Emma’s eyes were instantly withdrawn; and she sat silently meditating, in a fixed attitude, for a few minutes. A few minutes were sufficient for making her acquainted with her own heart. A mind like hers, once opening to suspicion, made rapid progress; she touched, she admitted, she acknowledged the whole truth. Why was it so much worse that Harriet should be in love with Mr. Knightley than with Frank Churchill? Why was the evil so dreadfully increased by Harriet’s having some hope of a return? It darted through her with the speed of an arrow that Mr. Knightley must marry no one but herself!
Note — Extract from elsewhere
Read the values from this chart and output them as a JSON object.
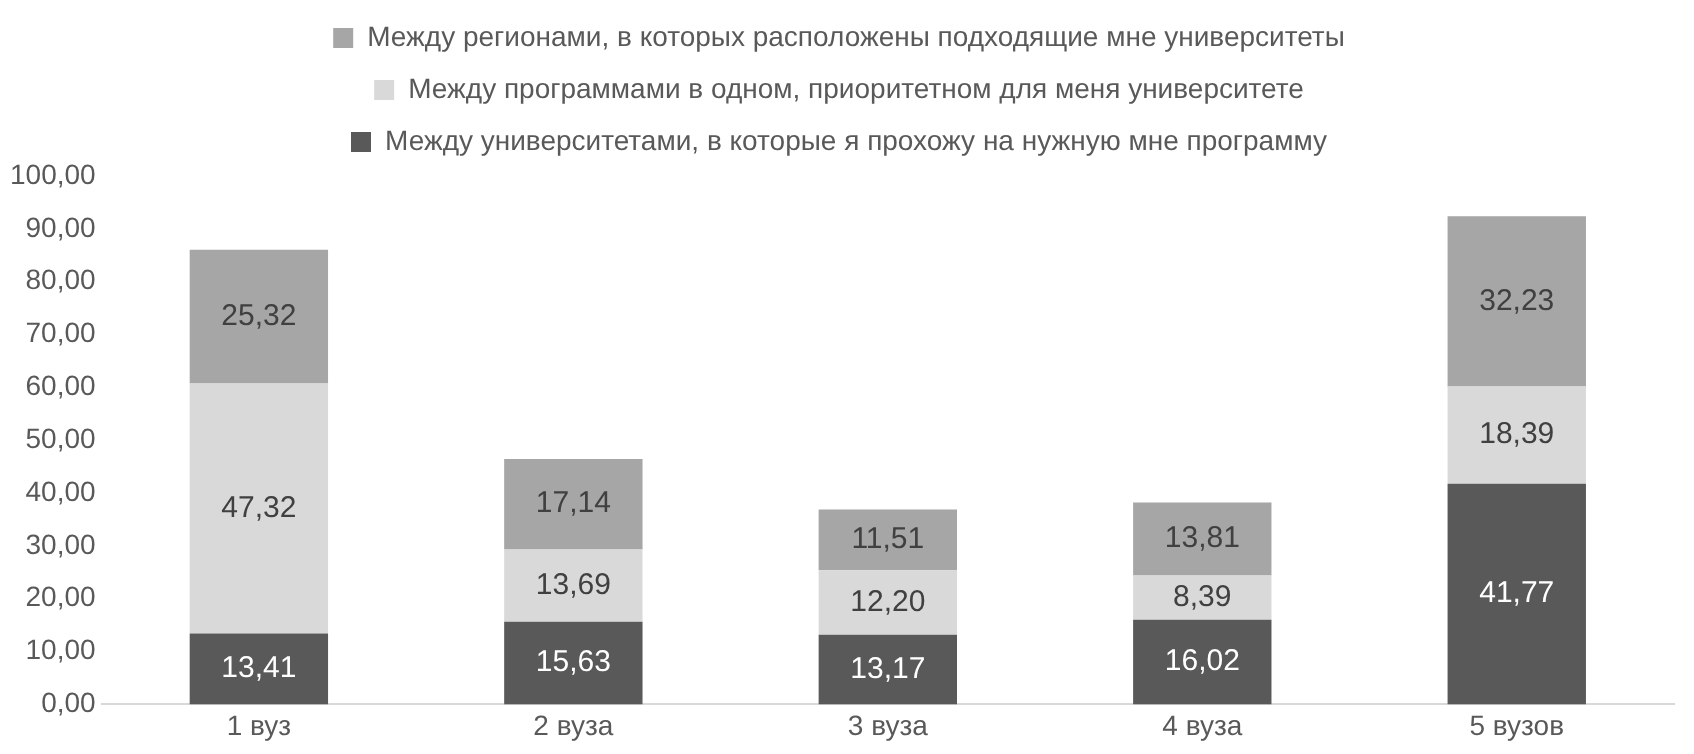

This quotation, from Chapter 47, comes in the midst of Emma’s conversation with Harriet in which Harriet confesses her feelings for Mr. Knightley. For the majority of the novel, Emma’s suspicions and her attention have been misdirected, focusing on Harriet’s possible matches and on her speculations about Jane. Once her perceptiveness and ability to see beyond appearances are finally directed appropriately (after her realization that Frank and Jane are engaged), she makes a swift leap forward in her own self-understanding. However, Emma does not come to the realization that she loves Knightley on her own; only her jealousy of Harriet brings her there. The relationship between Emma and Knightley, though based on their private history together, takes shape only in the context of the surrounding web of social relationships.